A claim for a redundancy payment must be made within six months of the termination of the contract (unless a claim for unfair dismissal is made within three months). The employment tribunal can hear a time-barred claim within a further six months, if that is just and equitable in the circumstances.
If the tribunal awards an ex-employee a statutory redundancy payment, it may also award compensation for any financial loss caused by the employer’s non-payment.
There is a duty to consult representatives of employees.
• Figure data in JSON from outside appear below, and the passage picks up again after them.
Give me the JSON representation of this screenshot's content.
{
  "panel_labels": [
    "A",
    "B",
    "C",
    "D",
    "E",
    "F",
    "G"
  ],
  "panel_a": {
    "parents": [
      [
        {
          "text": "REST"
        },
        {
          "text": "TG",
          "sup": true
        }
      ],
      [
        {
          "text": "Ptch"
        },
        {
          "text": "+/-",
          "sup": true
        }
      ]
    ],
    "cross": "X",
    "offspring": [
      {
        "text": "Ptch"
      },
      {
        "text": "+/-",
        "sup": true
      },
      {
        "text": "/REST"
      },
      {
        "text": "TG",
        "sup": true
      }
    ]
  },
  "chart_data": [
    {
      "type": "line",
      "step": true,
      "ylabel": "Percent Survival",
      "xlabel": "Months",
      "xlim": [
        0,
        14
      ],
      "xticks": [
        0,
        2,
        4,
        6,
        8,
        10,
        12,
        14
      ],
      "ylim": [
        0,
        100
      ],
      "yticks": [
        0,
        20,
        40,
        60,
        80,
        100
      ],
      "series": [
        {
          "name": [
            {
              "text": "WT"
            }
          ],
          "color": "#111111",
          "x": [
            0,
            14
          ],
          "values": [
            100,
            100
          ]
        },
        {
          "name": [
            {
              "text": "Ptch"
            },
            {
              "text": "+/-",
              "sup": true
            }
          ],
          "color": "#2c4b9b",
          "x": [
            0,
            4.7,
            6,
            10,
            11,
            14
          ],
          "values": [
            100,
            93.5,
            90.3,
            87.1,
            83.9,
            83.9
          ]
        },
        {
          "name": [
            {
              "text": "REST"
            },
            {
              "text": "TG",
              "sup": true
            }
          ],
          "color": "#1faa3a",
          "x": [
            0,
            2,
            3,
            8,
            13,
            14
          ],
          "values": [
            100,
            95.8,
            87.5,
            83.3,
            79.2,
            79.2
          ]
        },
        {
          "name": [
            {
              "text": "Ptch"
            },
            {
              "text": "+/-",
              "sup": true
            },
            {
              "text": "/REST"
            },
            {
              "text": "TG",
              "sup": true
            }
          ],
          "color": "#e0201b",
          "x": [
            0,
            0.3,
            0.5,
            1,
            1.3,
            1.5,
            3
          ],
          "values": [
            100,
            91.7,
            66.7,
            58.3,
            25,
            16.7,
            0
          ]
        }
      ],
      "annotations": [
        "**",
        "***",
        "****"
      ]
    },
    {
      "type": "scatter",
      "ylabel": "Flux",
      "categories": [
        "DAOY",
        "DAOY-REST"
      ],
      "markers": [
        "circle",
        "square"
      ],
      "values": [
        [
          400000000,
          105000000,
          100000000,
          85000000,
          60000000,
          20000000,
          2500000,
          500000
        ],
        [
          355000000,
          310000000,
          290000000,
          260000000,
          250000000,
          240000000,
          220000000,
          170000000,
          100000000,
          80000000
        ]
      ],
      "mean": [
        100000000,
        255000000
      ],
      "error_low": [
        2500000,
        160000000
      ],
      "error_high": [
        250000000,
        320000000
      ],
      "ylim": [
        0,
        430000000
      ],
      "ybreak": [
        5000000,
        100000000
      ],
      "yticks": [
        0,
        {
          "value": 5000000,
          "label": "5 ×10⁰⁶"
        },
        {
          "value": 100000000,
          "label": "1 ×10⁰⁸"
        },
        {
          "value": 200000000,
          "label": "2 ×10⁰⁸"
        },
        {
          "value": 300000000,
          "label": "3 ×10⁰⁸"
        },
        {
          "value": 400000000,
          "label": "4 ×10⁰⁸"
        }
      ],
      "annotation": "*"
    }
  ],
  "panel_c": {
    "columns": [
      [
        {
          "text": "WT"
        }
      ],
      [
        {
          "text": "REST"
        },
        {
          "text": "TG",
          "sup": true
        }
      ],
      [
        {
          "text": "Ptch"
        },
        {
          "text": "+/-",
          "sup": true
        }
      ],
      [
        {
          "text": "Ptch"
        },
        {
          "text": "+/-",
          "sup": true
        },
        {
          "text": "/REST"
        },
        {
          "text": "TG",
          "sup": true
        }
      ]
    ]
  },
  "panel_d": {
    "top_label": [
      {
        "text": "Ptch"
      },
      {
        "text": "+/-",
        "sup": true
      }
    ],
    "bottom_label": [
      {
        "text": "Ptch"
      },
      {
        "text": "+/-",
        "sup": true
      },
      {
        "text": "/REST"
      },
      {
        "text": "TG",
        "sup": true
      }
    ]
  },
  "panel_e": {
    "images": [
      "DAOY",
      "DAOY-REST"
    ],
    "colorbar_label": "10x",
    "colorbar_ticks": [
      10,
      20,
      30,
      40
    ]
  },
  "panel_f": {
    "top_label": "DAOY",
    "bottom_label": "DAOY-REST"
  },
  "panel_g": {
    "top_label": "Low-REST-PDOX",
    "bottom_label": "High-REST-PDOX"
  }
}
At the same time as representatives are being consulted, there is also a duty to notify the Department for Business, Innovation and Skills (DBIS) on Form HR1 of the proposed number of redundancies. Failure to notify can result in criminal proceedings and an unlimited fine (level 5 standard scale of the Criminal Justice Act 1992 as amended) against the company and/or its officer.
A dismissal for redundancy may be unfair on grounds that:
◉ the employer has failed to give the employee as much warning or opportunity for one-to-one consultation as is reasonably practicable (unless the employer can reasonably conclude, at the time, that such consultation would be futile), or
◉ the selection criteria used are unreasonable in themselves or have been applied unreasonably, or
◉ the employer has failed to consider and, if appropriate, offer the employee any alternative employment that was available.
Common misconception (7)
‘… the employer’s duty to consider and explore with the employee opportunities for alternative employment only extends to work that is "suitable"’
Unfair dismissal law focuses on what reasonable measures the employer has taken to avoid the dismissal of an employee whose current job is redundant. Unemployment, even temporary, is undesirable, both for the individual and for society.
So, the employer’s duty covers most, if not all opportunities or vacancies that exist within the organisation, regardless of their nature, worth or status. It is the employee’s prerogative to refuse on one or more of these grounds, but not the employer’s right to forego at least discussing them with the employee.
Of course, in the context of entitlement to a statutory redundancy payment, the employee’s refusal of an alternative job may have consequences only if that alternative is suitable in the first place (see above). But that is a different matter, based on a separate set of rules.
Also, a redundancy dismissal will be unfair if the employee is selected for any of the ‘automatically unfair’ reasons (referred earlier). The normal service qualification for unfair dismissal does not apply to these automatically unfair reasons.